I PRAY you to admire my style of writing February. Began to write July, but the truth is, I nearly lost my wits on my journey. Twelve or thirteen mortal hours in getting to Hartford [FN: Fifty miles]. After two or three hours, called [165] up, just when the sleep had become so profound that on being waked I could not, for some seconds, settle it on what hemisphere, continent, country, or spot of the creation I was, nor why I was there at all. Then whisked away in the dark to the science-lighted domes of New Haven, but did n't see them—for why? I was asleep as I went through to the wharf. From the wharf, pitched into the steamboat, not having the points of compass, nor the time of day, nor the zenith and nadir of my own person. After two previous months of quiet, the whirl-about made me feel very "like an ocean weed uptorn And loose along the world of waters borne." If not a foundered weed, a very dumfoundered one at least.

To Rev. William Ware.

SHEFFIELD, Feb. 15, 1841.

How glad I am you wrote to me, my dear W. Is n't that a queer beginning? But there are people who say that everything natural is beautiful, and I am sure that first line was as natural as the gushing out of a fountain; for the very sight of your handwriting was as a sunbeam in a winter's day. By the bye, speaking of sunbeams, they certainly do wonders in winter weather. Have you ever seen such blue depths, or depths of blue, in the mountains, that it seemed as if the very azure of the sky had fallen and lodged in their clefts and leafless trees? Yesterday I was looking towards our barn roofs covered with snow,—and you know they are but six rods off,—and so deep was the color that I thought for the moment it was the blue of the distant horizon. [166] Our friend Catherine Sedgwick, writing to me a day or two ago, speaks in raptures of it. She says it is like the haze over Soracte or Capri.

So you see my paragraph has led me from winter to summer. Summer is gone to New York a week since. No doubt it will produce beautiful flowers in due time, many of them culled from far distant lands, but most of them native, I ween. Foreign seeds, you know, can do nothing without a good soil. In truth, I am looking with great interest for Catherine Sedgwick's book.

"Hard work to write." Yes, terribly hard it has been for me these two years past; but when I am vigorous, I like it. However, the pen is ever, doubtless, a manacle to the thought; draws it out, if you please, but makes a dragging business of it. By the bye, is your laziness making an apology for not finishing "Scenes in Judea "? Hear a compliment of my mother's for your encouragement. "I should think the man that could write the Letters from Palmyra,'—anything so beautiful and so powerful too" (her very words),—"could write anything."

I am delighted to hear of Mr. Farrar's being better.
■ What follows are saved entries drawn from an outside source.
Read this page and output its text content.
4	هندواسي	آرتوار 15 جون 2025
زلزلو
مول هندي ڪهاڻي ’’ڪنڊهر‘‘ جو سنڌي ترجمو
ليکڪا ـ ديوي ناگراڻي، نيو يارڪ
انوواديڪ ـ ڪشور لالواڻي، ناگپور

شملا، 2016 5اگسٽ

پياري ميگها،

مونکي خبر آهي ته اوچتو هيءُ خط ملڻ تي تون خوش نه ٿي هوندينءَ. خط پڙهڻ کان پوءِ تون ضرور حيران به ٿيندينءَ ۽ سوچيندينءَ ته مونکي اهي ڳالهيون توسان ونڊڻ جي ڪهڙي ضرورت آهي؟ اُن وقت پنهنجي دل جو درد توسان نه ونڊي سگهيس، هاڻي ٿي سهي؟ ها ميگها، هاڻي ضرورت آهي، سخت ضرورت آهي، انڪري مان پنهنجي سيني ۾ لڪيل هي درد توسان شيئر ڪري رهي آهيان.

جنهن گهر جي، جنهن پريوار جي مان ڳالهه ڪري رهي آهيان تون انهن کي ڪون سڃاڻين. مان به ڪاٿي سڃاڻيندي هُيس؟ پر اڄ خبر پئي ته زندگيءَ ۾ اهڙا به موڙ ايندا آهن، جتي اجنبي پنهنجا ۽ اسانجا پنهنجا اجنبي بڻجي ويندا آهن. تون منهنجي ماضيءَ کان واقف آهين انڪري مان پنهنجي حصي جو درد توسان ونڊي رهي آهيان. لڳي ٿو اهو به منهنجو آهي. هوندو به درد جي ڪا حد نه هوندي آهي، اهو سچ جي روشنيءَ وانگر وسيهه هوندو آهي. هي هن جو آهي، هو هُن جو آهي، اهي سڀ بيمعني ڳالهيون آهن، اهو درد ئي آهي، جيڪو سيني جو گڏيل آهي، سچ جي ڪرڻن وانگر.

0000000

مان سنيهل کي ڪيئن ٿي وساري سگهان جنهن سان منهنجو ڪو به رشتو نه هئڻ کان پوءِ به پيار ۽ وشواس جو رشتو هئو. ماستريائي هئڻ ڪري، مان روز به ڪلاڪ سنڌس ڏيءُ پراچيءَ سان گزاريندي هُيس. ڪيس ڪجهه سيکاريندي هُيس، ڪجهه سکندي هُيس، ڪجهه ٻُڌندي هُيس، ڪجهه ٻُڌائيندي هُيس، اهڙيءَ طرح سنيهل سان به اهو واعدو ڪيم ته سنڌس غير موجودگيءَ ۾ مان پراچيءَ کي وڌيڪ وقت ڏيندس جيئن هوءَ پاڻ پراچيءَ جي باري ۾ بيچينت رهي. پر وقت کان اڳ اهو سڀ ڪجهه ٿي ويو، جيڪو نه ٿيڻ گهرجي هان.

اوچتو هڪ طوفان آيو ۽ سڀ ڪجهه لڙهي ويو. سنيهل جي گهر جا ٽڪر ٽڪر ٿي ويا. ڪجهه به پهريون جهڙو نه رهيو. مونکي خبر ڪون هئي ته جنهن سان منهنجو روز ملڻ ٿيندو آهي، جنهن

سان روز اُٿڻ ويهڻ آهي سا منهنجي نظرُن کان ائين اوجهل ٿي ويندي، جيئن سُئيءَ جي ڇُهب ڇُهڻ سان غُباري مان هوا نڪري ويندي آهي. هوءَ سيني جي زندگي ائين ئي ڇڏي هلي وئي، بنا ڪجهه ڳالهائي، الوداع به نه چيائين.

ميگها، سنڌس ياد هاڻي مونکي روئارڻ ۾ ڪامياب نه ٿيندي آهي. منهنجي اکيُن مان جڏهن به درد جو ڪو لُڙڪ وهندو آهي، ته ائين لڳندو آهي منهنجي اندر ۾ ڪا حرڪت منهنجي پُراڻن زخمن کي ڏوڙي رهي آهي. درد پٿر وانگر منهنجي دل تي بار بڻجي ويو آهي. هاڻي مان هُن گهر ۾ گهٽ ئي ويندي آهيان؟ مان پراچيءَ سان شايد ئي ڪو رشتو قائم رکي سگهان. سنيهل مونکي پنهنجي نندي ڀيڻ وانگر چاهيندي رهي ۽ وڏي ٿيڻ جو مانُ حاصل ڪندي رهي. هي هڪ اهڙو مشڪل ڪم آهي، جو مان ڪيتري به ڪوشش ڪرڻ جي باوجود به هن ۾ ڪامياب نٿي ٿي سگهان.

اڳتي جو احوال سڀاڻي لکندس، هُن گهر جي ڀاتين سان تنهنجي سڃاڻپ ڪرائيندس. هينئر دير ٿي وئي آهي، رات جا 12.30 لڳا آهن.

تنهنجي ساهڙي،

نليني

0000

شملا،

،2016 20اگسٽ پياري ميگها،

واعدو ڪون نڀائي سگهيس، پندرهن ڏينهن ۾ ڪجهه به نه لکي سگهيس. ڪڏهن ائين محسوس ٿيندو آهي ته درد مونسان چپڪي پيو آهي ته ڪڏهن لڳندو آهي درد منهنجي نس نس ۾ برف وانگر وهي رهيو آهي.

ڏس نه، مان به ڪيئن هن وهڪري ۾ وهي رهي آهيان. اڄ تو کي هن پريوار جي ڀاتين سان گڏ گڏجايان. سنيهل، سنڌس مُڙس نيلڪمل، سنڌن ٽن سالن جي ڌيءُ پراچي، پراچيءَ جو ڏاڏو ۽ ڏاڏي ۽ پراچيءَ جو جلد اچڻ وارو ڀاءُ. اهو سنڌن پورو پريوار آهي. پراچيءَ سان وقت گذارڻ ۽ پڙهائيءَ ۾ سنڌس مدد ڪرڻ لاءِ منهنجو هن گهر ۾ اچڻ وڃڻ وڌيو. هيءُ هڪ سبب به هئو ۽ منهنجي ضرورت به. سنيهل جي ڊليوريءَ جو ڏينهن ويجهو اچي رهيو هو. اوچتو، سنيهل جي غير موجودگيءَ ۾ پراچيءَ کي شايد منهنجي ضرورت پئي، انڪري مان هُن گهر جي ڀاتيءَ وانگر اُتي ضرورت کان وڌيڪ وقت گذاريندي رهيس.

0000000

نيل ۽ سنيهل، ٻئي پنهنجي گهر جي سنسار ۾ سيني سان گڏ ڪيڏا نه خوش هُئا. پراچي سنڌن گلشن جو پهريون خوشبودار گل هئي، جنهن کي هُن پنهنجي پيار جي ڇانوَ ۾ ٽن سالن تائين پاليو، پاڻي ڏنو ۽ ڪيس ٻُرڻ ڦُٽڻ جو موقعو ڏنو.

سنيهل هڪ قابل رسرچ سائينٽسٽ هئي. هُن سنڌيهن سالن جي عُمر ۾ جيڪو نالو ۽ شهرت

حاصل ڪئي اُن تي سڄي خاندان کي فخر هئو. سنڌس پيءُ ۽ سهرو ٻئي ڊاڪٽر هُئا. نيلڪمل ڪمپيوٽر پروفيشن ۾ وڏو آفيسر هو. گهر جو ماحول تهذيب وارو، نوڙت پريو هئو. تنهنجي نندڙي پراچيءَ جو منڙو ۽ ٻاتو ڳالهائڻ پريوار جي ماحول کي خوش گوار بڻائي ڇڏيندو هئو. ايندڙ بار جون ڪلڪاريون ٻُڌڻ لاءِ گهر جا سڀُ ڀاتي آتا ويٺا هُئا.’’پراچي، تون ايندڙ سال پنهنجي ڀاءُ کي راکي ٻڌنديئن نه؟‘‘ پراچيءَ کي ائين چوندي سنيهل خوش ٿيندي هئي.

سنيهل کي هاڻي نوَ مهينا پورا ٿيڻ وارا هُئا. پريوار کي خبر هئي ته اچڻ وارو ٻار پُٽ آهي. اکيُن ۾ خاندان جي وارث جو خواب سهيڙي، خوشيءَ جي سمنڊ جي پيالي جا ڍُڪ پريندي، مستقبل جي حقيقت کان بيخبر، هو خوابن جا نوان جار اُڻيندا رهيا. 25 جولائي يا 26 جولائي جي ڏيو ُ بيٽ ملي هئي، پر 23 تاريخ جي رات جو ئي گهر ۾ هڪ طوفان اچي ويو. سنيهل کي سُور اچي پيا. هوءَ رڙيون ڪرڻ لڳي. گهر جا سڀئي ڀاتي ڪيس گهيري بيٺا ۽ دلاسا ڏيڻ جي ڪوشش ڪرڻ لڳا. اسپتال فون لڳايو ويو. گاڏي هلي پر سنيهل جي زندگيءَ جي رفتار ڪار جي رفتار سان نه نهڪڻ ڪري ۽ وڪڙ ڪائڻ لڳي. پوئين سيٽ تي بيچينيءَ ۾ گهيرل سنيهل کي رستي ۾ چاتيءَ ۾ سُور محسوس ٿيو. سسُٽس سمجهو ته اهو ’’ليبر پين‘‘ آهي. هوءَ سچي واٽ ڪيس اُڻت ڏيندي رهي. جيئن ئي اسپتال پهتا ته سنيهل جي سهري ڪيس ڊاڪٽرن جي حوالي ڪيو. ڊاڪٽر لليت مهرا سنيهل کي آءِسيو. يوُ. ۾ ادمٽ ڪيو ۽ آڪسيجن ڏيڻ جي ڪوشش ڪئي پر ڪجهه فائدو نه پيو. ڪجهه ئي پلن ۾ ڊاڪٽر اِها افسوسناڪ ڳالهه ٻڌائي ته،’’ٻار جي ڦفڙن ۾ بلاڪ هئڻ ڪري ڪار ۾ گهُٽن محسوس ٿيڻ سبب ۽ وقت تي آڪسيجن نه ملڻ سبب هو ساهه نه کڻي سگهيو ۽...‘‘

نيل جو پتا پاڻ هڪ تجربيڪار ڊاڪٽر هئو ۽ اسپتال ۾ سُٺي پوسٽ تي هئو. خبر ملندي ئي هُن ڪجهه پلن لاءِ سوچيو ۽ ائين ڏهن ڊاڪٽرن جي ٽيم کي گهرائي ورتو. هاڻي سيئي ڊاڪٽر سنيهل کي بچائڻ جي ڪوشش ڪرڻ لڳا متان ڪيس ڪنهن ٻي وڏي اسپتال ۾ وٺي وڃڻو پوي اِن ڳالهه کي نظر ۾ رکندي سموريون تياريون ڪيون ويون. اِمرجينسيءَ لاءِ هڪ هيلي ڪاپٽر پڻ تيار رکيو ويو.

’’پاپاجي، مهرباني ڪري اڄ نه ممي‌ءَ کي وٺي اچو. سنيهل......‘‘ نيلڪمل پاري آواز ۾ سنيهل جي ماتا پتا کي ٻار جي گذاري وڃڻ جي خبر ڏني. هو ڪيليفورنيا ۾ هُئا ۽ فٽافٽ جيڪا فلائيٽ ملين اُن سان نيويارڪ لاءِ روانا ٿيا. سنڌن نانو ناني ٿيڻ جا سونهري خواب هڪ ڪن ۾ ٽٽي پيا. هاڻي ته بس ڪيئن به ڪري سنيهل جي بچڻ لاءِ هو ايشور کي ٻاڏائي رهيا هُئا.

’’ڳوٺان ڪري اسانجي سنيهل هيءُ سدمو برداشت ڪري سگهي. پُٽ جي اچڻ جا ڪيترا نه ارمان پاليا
Give my love to them, and tell him I know of nothing in the world I could near with more pleasure than of his improvement. What a beautiful, gentle, precious spirit he is!

Yes, I grant you all about Cambridge; and if I don't go abroad, perhaps we will come and live with you a year or two. Something I must do; I get no better.

I can't guess your plaguy charade. I never thought of one a minute before, and I have ruminated upon yours an hour. [167] Oh that you were my colleague, or I yours, as you please!